Une organisation pour sensibiliser et coordonner l’action publique en faveur de la protection de la biodiversité...

« IPBES »… ce sigle ne vous dit rien ? On ne vous en veut pas : cette organisation née en 2012 est assez largement inconnue au bataillon. Discrète, elle assume pourtant une mission absolument clé : sensibiliser et coordonner l’action publique en faveur de la protection de la biodiversité. Autrement dit, rien de moins que promouvoir… la vie sur Terre ! Profitons (en 2022) de son dixième anniversaire pour mieux la connaître.

Photo d'une pelouse

L'IPBES en bref

> Créée en 2012 sous l'égide de l'ONU.

> Dans une certaine mesure, l’IPBES accomplit pour la biodiversité ce que le Groupe d’experts intergouvernemental sur l’évolution du climat (GIEC) accomplit pour le changement climatique.

> Entre 2016 et 2019, l’IPBES a publié :
2 rapports thématiques, un sur les pollinisateurs, l’autre sur la dégradation des terres ;
1 rapport méthodologique sur les scénarios et les modèles ;
4 rapports régionaux sur l’état de la biodiversité, dans les Amériques, en Afrique, en Asie-Pacifique et en Europe-Asie centrale ;
1 rapport d’évaluation mondial sur la biodiversité et les services écosystémiques.

D’où vient l’IPBES ?

Commençons par la base : la prononciation. L’IPBES se prononce « ip’bèsse ». Un diminutif utile car son nom intégral donne un peu le tournis.
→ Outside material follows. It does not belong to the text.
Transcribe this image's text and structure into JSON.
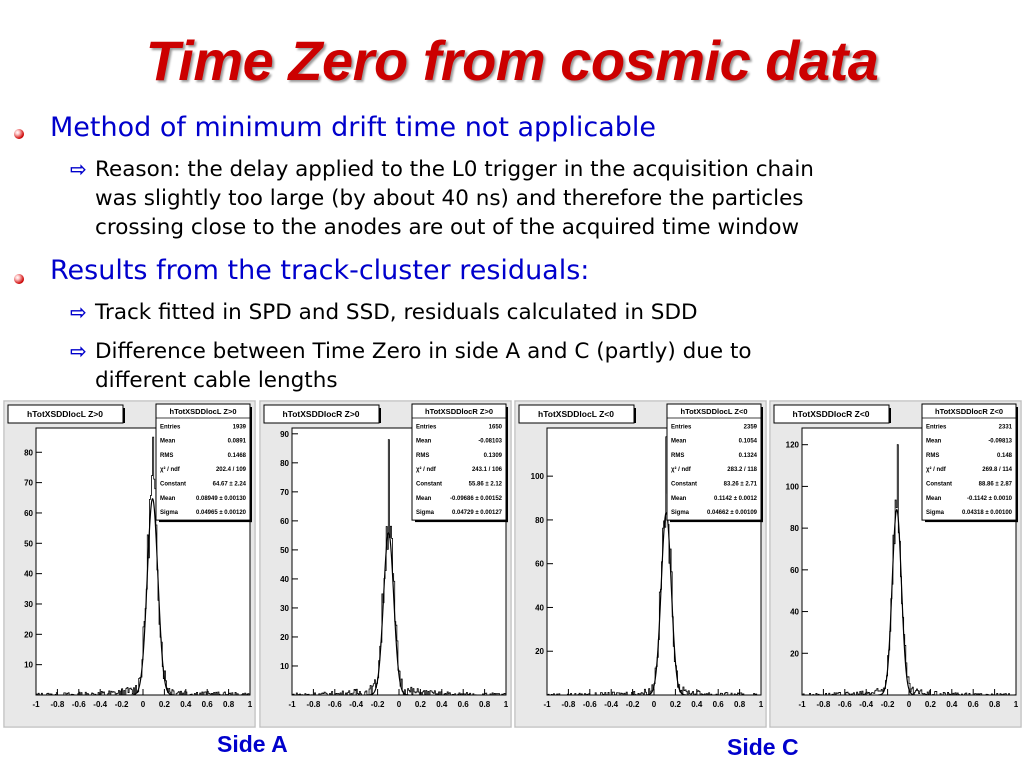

En version française, c’est la Plateforme intergouvernementale scientifique et politique sur la biodiversité et les services écosystémiques.

Née il y a tout juste 10 ans, l’IPBES répond en fait à une préoccupation assez ancienne, qui a émergé dès les années 1970 : comment limiter les dégâts causés par l’humanité sur le reste du vivant. Déforestation, pollution chimique, bétonisation, surexploitation… notre espèce n’est en effet pas tendre avec son environnement. La seconde moitié du XXe siècle, en particulier, a été marquée par une accélération terrible des agressions contre la biodiversité. Progressivement, des voix se sont alors levées pour plaider la cause des végétaux, animaux et autres êtres vivants non-humains mis en péril par notre hégémonie.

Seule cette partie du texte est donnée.